Despite good visual outcomes ranging from 20/200 to 20/100 or better in greater than 50 % of people [13–17] with poor prognosis, there are still many complications associated with the Boston type I procedure.

The most common nonsurgical complications are retroprosthetic membranes in most studies. In Greiner’s study, 55 % of eyes presented with membranes. Though treated with capsulotomies, 12.5 % of eyes were refractory to laser intervention. These numbers are similar to those in other studies where surgical capsulotomies were performed [14].

Persistent epithelial defects, not always reported, were found in 38 % of eyes in the Aldave series [15], treated with lateral tarsorrhaphy to help promote surface health and keep contact lens in place.

Glaucoma, which clearly coexists in the same patient population as those receiving the KPro transplant, is arguably the most significant for its impact on vision and lack of visual rehabilitation. In most studies, the majority (57.5–76 %) [13, 15] of patients already carried a diagnosis of glaucoma. The diagnosis was made on the basis of using IOP-lowering drops, documented nerve abnormalities, loss of RNFL, or prior glaucoma drainage device insertion.

With the difficulty to monitor glaucoma easily, information is gathered from appearance of optic nerve, visual field defects, and tactile intraocular pressure. Many series describe high intraocular pressure in follow-up visits with many incidences of progression of the optic neuropathy. In Grenier’s series [13] as well as Zerbe series [14], 15 % of eyes needed laser or surgical intervention to treat uncontrolled IOP. While 18 % were noted to have high IOP in Aldave’s series [15], only 2 % or one eye necessitated a tube shunt placement.

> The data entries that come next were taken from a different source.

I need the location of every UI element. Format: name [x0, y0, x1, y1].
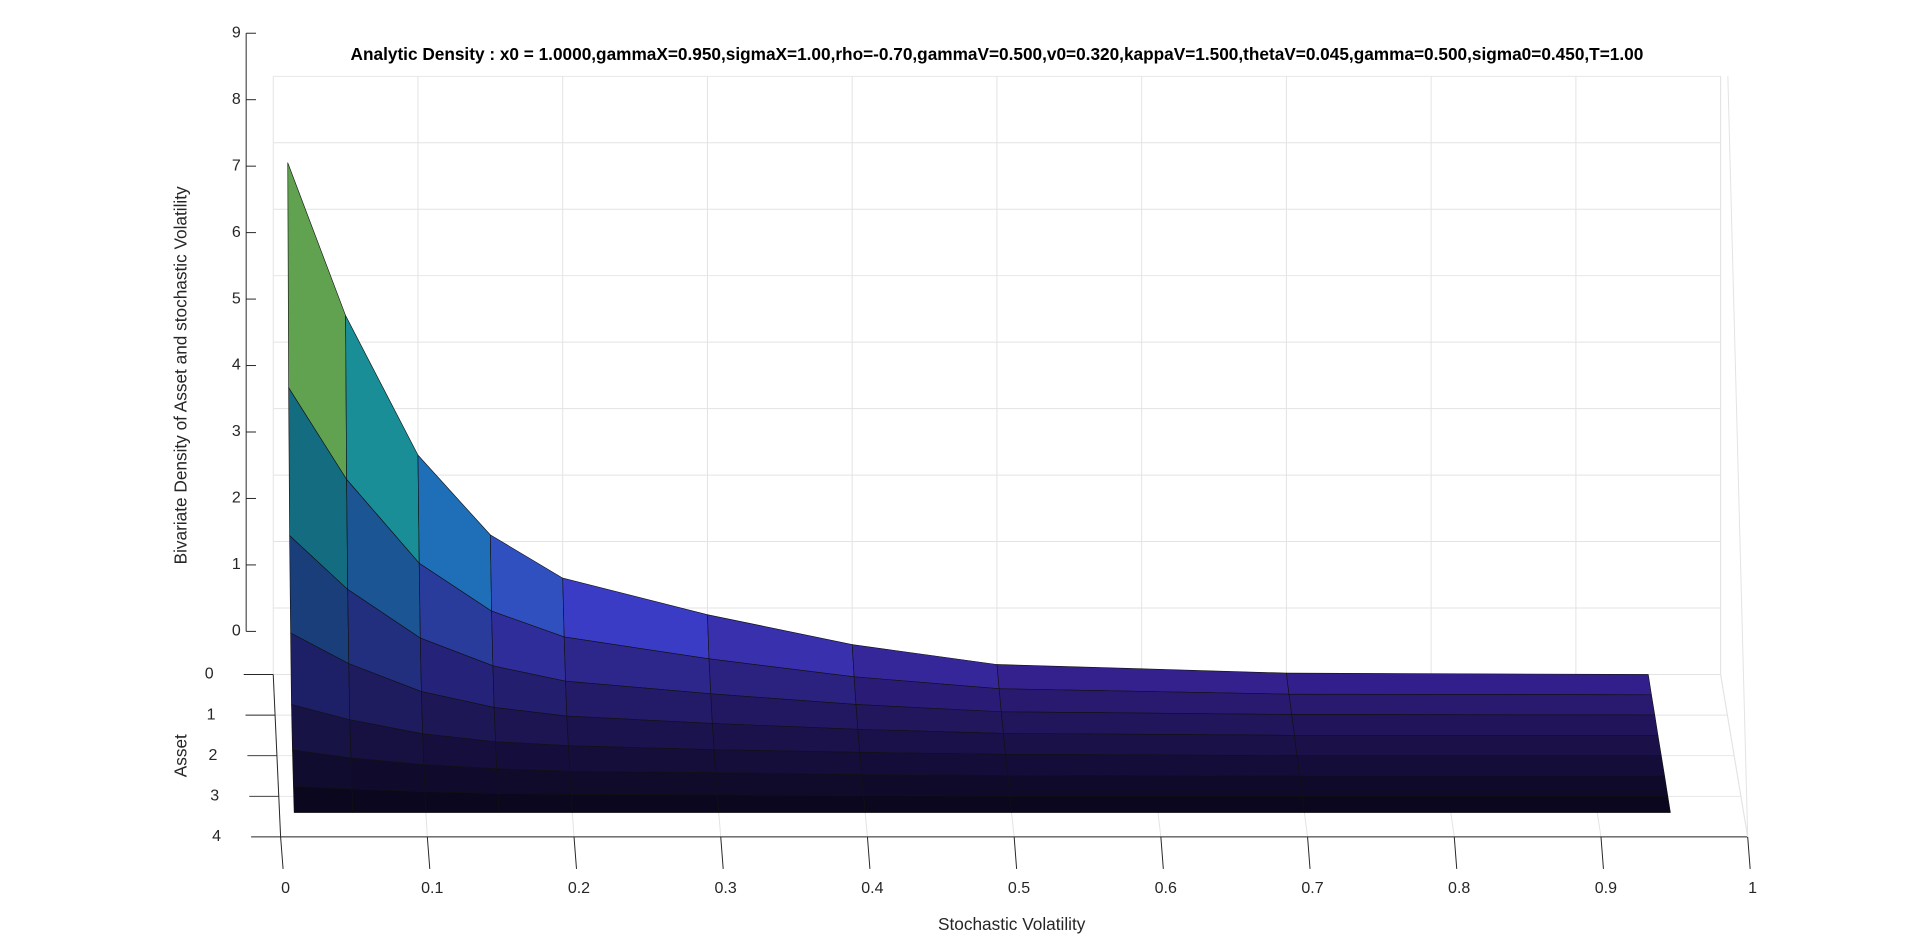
surface-cell	[1003, 733, 1298, 756]
x-tick-label: 0.4	[861, 880, 883, 897]
surface-cell	[293, 786, 354, 813]
surface-cell	[423, 764, 499, 794]
surface-cell	[1286, 672, 1652, 696]
x-tick	[1600, 836, 1604, 869]
x-tick	[866, 836, 871, 869]
surface-cell	[713, 749, 863, 775]
axes: 0 0.1 0.2 0.3 0.4 0.5 0.6 0.7 0.8 0.9 1 0 1 2 3 4 0 1 2 3 4 5…	[205, 24, 1757, 896]
surface-cell	[1296, 755, 1665, 777]
x-tick	[1013, 836, 1018, 869]
x-tick	[1453, 836, 1458, 869]
x-tick	[573, 836, 577, 869]
x-tick-label: 0	[281, 880, 290, 897]
x-tick-label: 0.6	[1155, 880, 1177, 897]
box-edge	[1720, 674, 1749, 838]
x-tick	[1307, 836, 1311, 869]
surface-cell	[1301, 796, 1671, 813]
x-tick-label: 0.5	[1008, 880, 1030, 897]
surface-cell	[424, 791, 500, 813]
y-tick-label: 3	[210, 788, 219, 805]
surface-cell	[717, 794, 866, 813]
surface-cell	[1288, 693, 1656, 716]
surface-cell	[1299, 775, 1669, 797]
x-tick	[720, 836, 724, 869]
surface-cell	[495, 741, 571, 772]
x-tick-label: 0.8	[1448, 880, 1470, 897]
surface-cell	[1000, 711, 1295, 736]
axis-line	[272, 674, 282, 837]
x-tick	[426, 836, 431, 869]
x-tick	[1160, 836, 1164, 869]
surface-cell	[496, 768, 572, 795]
x-tick-label: 0.2	[568, 880, 590, 897]
surface-cell	[861, 774, 1011, 797]
z-tick-label: 3	[232, 423, 241, 440]
surface-cell	[863, 795, 1012, 813]
surface-cell	[351, 788, 427, 813]
surface-cell	[857, 729, 1006, 755]
z-tick-label: 5	[232, 290, 241, 307]
surface-cell	[1009, 796, 1305, 813]
x-tick-label: 0.7	[1301, 880, 1323, 897]
x-tick	[280, 836, 284, 869]
y-tick-label: 2	[208, 747, 217, 764]
surface-cell	[569, 771, 718, 796]
y-axis-label: Asset	[171, 734, 191, 777]
z-tick-label: 2	[232, 490, 241, 507]
z-tick-label: 9	[232, 24, 241, 41]
x-tick-label: 0.1	[421, 880, 443, 897]
surface-cell	[1291, 714, 1659, 736]
box-edge	[1727, 76, 1749, 837]
z-tick-label: 0	[232, 623, 241, 640]
z-tick-label: 8	[232, 91, 241, 108]
y-tick-label: 4	[212, 828, 221, 845]
z-tick-label: 6	[232, 224, 241, 241]
z-axis-label: Bivariate Density of Asset and stochasti…	[171, 186, 191, 564]
surface-cell	[568, 745, 716, 773]
chart-title: Analytic Density : x0 = 1.0000,gammaX=0.…	[351, 44, 1644, 64]
z-tick-label: 1	[232, 556, 241, 573]
x-tick	[1747, 836, 1751, 869]
z-tick-label: 4	[232, 357, 241, 374]
surface-cell	[859, 752, 1009, 776]
surface-cell	[1007, 775, 1303, 797]
surface-cell	[497, 793, 573, 813]
y-tick-label: 1	[207, 706, 216, 723]
x-tick-label: 0.9	[1595, 880, 1617, 897]
y-tick-label: 0	[205, 666, 214, 683]
surface-cell	[715, 772, 864, 796]
surface-cell	[1005, 754, 1300, 777]
surface-cell	[1294, 735, 1662, 756]
x-tick-label: 1	[1748, 880, 1757, 897]
x-tick-label: 0.3	[715, 880, 737, 897]
x-axis-label: Stochastic Volatility	[938, 914, 1086, 934]
surface	[287, 162, 1671, 813]
surface-cell	[570, 794, 720, 813]
z-tick-label: 7	[232, 157, 241, 174]
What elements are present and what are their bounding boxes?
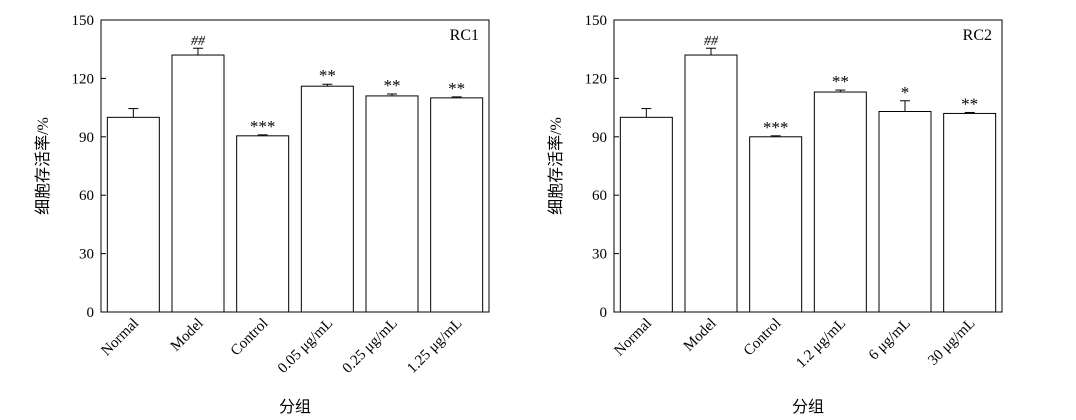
chart-panel-1: 0 30 60 90 120 150 细胞存活率/% RC1 Normal ## Model *** C… bbox=[34, 13, 490, 416]
significance-mark: ** bbox=[961, 94, 978, 113]
panel-annotation: RC1 bbox=[450, 27, 479, 44]
x-axis-label: 分组 bbox=[279, 398, 311, 416]
bar bbox=[300, 85, 354, 313]
bar bbox=[943, 112, 997, 313]
y-tick-label: 30 bbox=[79, 247, 94, 263]
bar bbox=[813, 91, 867, 313]
significance-mark: *** bbox=[763, 118, 789, 137]
x-tick-label: 30 μg/mL bbox=[925, 316, 978, 369]
significance-mark: ** bbox=[319, 66, 336, 85]
y-tick-label: 150 bbox=[72, 13, 95, 29]
significance-mark: ## bbox=[191, 34, 206, 49]
bar bbox=[878, 110, 932, 313]
y-tick-label: 30 bbox=[592, 247, 607, 263]
panel-annotation: RC2 bbox=[963, 27, 992, 44]
y-tick-label: 90 bbox=[79, 130, 94, 146]
y-tick-label: 60 bbox=[592, 188, 607, 204]
x-tick-label: Control bbox=[228, 316, 272, 360]
bar bbox=[749, 136, 803, 313]
y-tick-label: 120 bbox=[72, 71, 95, 87]
significance-mark: ## bbox=[704, 34, 719, 49]
x-axis-label: 分组 bbox=[792, 398, 824, 416]
x-tick-label: Normal bbox=[611, 316, 655, 360]
bar bbox=[236, 135, 290, 313]
bar bbox=[106, 116, 160, 313]
y-axis-label: 细胞存活率/% bbox=[547, 117, 565, 215]
x-tick-label: 6 μg/mL bbox=[866, 316, 914, 364]
y-axis-label: 细胞存活率/% bbox=[34, 117, 52, 215]
significance-mark: * bbox=[901, 83, 910, 102]
bar bbox=[365, 95, 419, 313]
bar bbox=[430, 97, 484, 313]
x-tick-label: 0.05 μg/mL bbox=[275, 316, 336, 377]
y-tick-label: 120 bbox=[585, 71, 608, 87]
significance-mark: ** bbox=[832, 72, 849, 91]
x-tick-label: Model bbox=[168, 316, 207, 355]
x-tick-label: Normal bbox=[98, 316, 142, 360]
y-tick-label: 150 bbox=[585, 13, 608, 29]
significance-mark: ** bbox=[448, 79, 465, 98]
x-tick-label: 1.25 μg/mL bbox=[404, 316, 465, 377]
y-tick-label: 90 bbox=[592, 130, 607, 146]
chart-panel-2: 0306090120150细胞存活率/%RC2Normal##Model***C… bbox=[547, 13, 1003, 416]
plot-frame bbox=[100, 19, 490, 313]
plot-frame bbox=[613, 19, 1003, 313]
y-tick-label: 0 bbox=[87, 305, 95, 321]
x-tick-label: 1.2 μg/mL bbox=[793, 316, 849, 372]
x-tick-label: Model bbox=[681, 316, 720, 355]
bar bbox=[619, 116, 673, 313]
bar bbox=[171, 54, 225, 313]
significance-mark: *** bbox=[250, 117, 276, 136]
y-tick-label: 60 bbox=[79, 188, 94, 204]
x-tick-label: Control bbox=[741, 316, 785, 360]
significance-mark: ** bbox=[384, 76, 401, 95]
y-tick-label: 0 bbox=[600, 305, 608, 321]
x-tick-label: 0.25 μg/mL bbox=[340, 316, 401, 377]
bar bbox=[684, 54, 738, 313]
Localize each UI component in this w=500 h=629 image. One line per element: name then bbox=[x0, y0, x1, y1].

As unfortunate as glaucoma can be, endophthalmitis is the most feared KPro postoperative complication. Studies quote 5.4–12.5 % incidence, which is much higher than the quoted incidence in other intraocular surgeries [18–20].

Causes here may be loss of integrity of sclera-implant interface [21], poor contact lens hygiene, failure to use vancomycin and fluoroquinolone antibiotic drop prophylaxis, and erosion of implanted glaucoma drainage devices [13].

The differential of endophthalmitis does include sterile vitritis, the incidence of which seems to be higher following KPro surgery when compared with other intraocular surgeries. Nouri noted that this may be secondary to immune-mediated antigen reactions to tissue necrosis and melt [22].